Our results using the Altera Stratix V 5SGXA7 FPGA indicate that, with FPGA-specific optimizations, it is possible to achieve up to 3.9x better power efficiency in comparison to an Nvidia K20C GPU. However, by exploiting the FPGA-specific optimizations, FPGA with OpenCL shows promising performance. Specifically, we find that multithreaded kernels typically used for GPUs do not perform as efficiently as those optimized with FPGA-specific optimizations such as sliding windows. Our results show that, while it is possible to use a common programming language available for other more-widely used accelerators in HPC, the implementation method optimal for FPGAs is significantly different from those for other accelerators such as GPUs. The results are presented for multiple versions of each benchmark, each with a varying degree of optimization for FPGAs, ranging from direct ports from the initial OpenCL implementation to loop-pipelined kernels specifically optimized for FPGAs.

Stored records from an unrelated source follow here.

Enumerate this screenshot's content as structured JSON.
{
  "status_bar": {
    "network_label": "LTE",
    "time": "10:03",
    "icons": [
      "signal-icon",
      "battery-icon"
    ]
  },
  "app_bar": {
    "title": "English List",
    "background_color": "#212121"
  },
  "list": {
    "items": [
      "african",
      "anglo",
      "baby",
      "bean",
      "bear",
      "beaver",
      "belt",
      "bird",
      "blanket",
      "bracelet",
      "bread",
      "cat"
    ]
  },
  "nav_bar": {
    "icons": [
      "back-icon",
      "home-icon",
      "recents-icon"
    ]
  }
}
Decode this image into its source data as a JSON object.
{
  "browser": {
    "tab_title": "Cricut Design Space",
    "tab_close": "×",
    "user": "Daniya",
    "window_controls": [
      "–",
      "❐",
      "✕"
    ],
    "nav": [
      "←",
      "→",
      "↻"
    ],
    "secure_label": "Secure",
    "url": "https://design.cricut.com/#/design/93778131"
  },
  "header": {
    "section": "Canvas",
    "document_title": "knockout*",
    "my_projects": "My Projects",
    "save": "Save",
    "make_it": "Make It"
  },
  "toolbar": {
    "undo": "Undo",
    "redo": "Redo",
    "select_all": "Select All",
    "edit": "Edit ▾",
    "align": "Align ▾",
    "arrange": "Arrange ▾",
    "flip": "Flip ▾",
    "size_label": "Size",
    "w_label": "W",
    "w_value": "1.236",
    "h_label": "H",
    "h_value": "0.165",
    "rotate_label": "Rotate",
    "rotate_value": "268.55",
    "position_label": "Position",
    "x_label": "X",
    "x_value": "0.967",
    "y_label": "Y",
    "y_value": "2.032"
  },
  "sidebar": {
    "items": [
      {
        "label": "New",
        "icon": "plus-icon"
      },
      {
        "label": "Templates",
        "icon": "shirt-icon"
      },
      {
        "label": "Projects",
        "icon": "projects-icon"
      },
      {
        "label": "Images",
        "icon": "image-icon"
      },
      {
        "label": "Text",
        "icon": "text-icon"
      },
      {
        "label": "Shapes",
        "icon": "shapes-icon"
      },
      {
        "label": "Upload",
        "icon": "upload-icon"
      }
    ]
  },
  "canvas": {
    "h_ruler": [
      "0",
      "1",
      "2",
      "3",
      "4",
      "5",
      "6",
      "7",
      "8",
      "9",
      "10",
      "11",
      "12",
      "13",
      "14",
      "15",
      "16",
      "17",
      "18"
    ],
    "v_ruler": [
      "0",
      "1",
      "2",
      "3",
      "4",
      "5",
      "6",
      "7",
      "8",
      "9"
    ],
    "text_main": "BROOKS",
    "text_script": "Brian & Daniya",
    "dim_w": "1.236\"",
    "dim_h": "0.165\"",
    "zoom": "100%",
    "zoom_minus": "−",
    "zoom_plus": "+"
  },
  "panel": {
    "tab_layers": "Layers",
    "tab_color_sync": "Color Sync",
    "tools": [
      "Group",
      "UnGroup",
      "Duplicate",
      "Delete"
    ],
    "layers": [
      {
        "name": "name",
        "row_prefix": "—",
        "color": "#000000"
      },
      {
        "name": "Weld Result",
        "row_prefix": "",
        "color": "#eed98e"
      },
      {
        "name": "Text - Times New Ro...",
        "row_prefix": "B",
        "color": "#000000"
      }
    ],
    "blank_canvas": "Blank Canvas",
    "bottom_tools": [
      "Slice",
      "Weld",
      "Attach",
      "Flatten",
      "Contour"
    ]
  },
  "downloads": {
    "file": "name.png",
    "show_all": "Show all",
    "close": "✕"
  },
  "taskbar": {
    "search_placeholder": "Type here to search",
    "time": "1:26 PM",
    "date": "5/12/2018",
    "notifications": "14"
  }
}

Apple and Intel) and lots of ways to parallel program without OpenCL (to compare to).We evaluate the performance of a subset of the benchmarks available in the Rodinia Suite, using Altera’s OpenCL SDK and the Terasic DE5-Net FPGA board, equipped with an Altera Stratix V GXA7 FPGA, and present timing and power estimation results and comparison with a modern CPU and GPU. This field is much wider, as you have different OSes, even different OpenCL SDKs for the same processors (e.g. I intentionally didn't write anything about the other use cases of OpenCL, e.g. So they definitely play in the same league, and even if one is 5% faster than the other for some specific problem at the moment, I thing it would not make a difference in a general view.
OPENCL BENCHMARK CODE
are you able to make use of all the compute unitsįrom my tests, the answer to these questions - will my code use the hardware optimally - is yes for both frameworks.will the compiler create efficient code.will optimal code use all available memory bandwidth.What remains to be tested are things like: Thread scheduling is done in hardware, so they have the same performance there. Maybe you should approach this problem from another angle: what can you do with one of the frameworks that you can't do with the other? They both use the same drivers, so both will support fancy technologies that come out with new hardware. I dont think that that would be time well spent, though. You could choose a few and compare your results. There are the NVIDIA Code Examples, done in both CUDA and OpenCL.
OPENCL BENCHMARK PLUS
This is what you ask for, but I don't know anything like that in existence - people will choose either technology for their bigger projects and won't write everything twice. A Geekbench OpenCL benchmark score for Intels Iris Plus Graphics has been unearthed, and it seems the Ice Lake variant of the iGPU has performed very. Results will differ, so you would have to have a big test suite. But you won't be able to deduce from that experiment that you'll get similar results on another program, or with different hardware. The problem with benchmarks is obviously that you only can objectively evaluate very specific things - say, the same program done in CUDA and OpenCL, on the same hardware (as you named a source). Fair warning though, I might get some stuff wrong. Not being a performance/benchmarking expert I can only try to give you a few general thoughts on OpenCL vs. Just to stop speculating about this or that, I'd like to check everything by myself, but I need you to help me! Is there an OpenCL benchmark set, universally accepted, I can use to compare with native code? Is there an analogous of CUDA SDK written in OpenCL code?
OPENCL BENCHMARK WINDOWS
In the case of Pthread or Windows threads, I really have no idea, but I think that "generality" and multi-architecture approach will always have something to "pay". That is good, ok, but is there a loss of performance by migrating from a native programming library to OpenCL? In the case of nVidia GeForces, I've already found an article were two realizations of the same program - CUDA vs OpenCL code - were compared and the first one seemed to be more performant. OpenCL should be the first parallel architecture programming standard, and it'll be eventually adopted by the most part of programmers. I can read around a lot about OpenCL, and it seems to be the most promising (the only one?) multi-architecture library.